Maximum profit earned on weighted un-directed tree

Question

I came across this problem while giving a sample test. The problem was that we have given a tree which is undirected. We can start from any node of our choice. Initially we have power "P" and while going from one node to other node we loose some power "X" (consider as cost of travelling) and earn some profit "Y". So we need to tell that what is the maximum profit that we can earn with a given power ?

Example: First line contains number of nodes and initial power

Next n-1 lines contains node-node-cost-profit

5 4

1 2 1 2

1 3 2 3

1 4 2 4

4 5 2 2

Answer => 7. We can start from 4 and go to 1 and than to 3.

I have applied DFS on this to get maximum profit earned by traversing every single path.
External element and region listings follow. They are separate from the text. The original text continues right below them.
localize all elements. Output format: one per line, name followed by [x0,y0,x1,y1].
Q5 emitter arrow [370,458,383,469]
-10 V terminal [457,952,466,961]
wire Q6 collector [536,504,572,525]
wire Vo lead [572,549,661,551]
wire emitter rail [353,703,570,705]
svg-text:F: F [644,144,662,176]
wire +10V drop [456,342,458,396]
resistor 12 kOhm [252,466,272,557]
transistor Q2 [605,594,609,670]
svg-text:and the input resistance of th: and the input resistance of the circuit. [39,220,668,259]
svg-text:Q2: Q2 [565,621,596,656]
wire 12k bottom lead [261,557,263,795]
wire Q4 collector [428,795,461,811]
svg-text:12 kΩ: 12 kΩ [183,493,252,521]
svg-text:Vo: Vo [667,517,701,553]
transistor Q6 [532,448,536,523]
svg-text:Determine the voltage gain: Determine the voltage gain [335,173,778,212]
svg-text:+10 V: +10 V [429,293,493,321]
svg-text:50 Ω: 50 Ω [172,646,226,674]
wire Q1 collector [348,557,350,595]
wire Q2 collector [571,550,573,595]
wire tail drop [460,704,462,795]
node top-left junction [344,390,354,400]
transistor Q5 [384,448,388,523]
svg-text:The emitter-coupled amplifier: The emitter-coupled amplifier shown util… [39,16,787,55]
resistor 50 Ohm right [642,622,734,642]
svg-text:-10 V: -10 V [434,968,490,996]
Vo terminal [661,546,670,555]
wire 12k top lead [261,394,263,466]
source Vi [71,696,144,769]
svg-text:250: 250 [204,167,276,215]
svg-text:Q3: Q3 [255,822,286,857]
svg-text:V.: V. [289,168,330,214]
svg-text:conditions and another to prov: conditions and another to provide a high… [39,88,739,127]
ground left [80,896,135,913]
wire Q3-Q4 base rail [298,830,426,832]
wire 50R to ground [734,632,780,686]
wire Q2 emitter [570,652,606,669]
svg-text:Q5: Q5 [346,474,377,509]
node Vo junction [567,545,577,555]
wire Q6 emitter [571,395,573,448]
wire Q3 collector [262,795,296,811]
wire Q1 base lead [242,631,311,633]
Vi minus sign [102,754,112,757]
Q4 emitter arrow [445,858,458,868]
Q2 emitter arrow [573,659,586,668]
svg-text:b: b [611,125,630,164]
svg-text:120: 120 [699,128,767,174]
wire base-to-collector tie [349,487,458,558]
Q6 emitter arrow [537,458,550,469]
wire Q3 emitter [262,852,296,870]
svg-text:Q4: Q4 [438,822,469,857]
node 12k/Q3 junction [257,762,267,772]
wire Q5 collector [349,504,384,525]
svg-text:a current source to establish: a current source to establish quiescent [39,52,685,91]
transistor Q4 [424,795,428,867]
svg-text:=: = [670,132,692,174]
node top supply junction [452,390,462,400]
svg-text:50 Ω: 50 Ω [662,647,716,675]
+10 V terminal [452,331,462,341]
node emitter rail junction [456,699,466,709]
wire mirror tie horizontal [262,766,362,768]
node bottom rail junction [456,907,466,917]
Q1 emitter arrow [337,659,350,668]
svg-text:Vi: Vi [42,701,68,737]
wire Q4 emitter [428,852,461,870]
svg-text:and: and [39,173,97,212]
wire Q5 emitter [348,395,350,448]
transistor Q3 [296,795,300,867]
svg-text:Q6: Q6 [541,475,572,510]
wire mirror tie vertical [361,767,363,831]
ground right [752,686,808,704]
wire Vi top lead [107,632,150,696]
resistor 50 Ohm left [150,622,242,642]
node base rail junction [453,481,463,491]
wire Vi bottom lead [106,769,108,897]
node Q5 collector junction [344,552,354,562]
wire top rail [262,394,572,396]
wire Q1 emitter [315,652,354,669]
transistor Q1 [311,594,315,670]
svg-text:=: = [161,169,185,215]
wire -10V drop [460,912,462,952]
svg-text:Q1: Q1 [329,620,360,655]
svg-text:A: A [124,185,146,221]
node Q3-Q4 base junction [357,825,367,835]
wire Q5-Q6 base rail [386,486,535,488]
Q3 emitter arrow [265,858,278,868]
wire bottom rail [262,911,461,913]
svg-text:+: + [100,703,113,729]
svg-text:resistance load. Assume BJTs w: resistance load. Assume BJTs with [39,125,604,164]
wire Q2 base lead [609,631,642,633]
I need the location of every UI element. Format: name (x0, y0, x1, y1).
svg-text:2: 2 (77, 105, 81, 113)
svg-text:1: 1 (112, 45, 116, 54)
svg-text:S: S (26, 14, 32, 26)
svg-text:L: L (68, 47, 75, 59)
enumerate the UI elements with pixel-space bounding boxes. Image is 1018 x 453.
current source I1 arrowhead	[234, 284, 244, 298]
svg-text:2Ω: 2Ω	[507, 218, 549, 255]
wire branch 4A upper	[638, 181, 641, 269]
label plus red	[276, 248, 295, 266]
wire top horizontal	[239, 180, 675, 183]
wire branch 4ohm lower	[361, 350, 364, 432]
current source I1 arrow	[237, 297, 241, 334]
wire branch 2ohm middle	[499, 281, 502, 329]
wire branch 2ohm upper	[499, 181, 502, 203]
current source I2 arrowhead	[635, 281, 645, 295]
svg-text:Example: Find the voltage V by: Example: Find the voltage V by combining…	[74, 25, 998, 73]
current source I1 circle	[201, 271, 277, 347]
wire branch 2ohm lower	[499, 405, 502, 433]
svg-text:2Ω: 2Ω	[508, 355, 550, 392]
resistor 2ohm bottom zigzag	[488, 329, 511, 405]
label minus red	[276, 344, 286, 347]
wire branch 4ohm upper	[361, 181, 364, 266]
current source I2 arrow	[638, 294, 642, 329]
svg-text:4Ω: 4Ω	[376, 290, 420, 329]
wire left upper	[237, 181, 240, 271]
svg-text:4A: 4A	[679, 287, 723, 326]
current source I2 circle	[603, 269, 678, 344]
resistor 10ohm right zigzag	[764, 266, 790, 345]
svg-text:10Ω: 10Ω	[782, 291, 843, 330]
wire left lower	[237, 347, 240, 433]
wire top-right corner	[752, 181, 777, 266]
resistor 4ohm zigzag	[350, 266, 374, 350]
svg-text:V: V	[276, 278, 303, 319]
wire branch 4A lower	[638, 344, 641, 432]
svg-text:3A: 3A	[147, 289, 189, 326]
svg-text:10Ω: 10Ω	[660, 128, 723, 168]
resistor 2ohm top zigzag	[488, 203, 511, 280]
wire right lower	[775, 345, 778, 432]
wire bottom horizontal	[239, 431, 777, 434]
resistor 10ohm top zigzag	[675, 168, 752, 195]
But is there a way to decrease time ???

from collections import defaultdict
class tree:
    def __init__(self,nodes):
        self.nodes = nodes
        self.graph = defaultdict(list)
    def add(self,a,b,charge,profit):
        self.graph[a].append([b,charge,profit])
        self.graph[b].append([a,charge,profit])
    def start(self,power):
        maxi = -1
        visited = [False for i in range(self.nodes)]
        for i in range(1,self.nodes+1):
            powers = power
            visited[i-1] = True
            for j in self.graph[i]:
                temp = self.dfs(j,powers,0,visited)
                if temp > maxi:
                    maxi = temp
            visited[i-1] = False
        return maxi

    def dfs(self,node,powers,profit,visited):
        v,p,pro=node[0],node[1],node[2]
        if powers-p < 0:
            return 0
        if powers-p == 0:
            return profit + pro
        profit += pro
        powers = powers-p
        visited[v-1] = True
        tempo = profit
        for k in self.graph[v]:
            if visited[k[0]-1] == False:
                temp = self.dfs(k,powers,tempo,visited)
                if temp > profit:
                    profit = temp
        visited[v-1] = False
        return profit

t = tree(5)
t.add(1,2,1,2)
t.add(1,3,2,3)
t.add(1,4,2,4)
t.add(4,5,2,2)
print(t.start(4))

Answer 1

You want to find all paths that have length up to P and take maximum of their profits. You can achieve it in O(n log^2 n) time using centroid decomposition.

Consider all subtrees that you create by deleting a centroid C from the tree. Let's say you have found all paths of length less or equal P and taken a maximum of them (now you'll only consider paths that contain C). Using DFS calculate distance and profit from C to each other node in the tree and store them as pairs in multiset.

For each subtree do:

1. delete from multiset every pair of values of node from that subtree - O(n log n)

2. copy all the pairs from the multiset to a list L1 - O(n)

3. create list L2 of pairs (distance, profit) from the current subtree and sort it by distance in decreasing order - O(n log n)

4. create variable maxx = 0 and i = 0

5. for each pair X in L2:

   • while L1[i] <= P - X.distance do: maxx = max(maxx, L1[i].profit), ++i
   • result = max(result, maxx + X.profit)
   • all of it will take at most O(n)

6. insert all pairs from L2 back to multiset - O(n log n)

Time complexity: O(n log n)

Now you have calculated maximum profit of all paths of length equal or less P in the tree. To get all the values in subtrees run the same algorithm recursively. Since there are at most O(log n) layers using centroid decomposition total complexity is O(n log^2 n).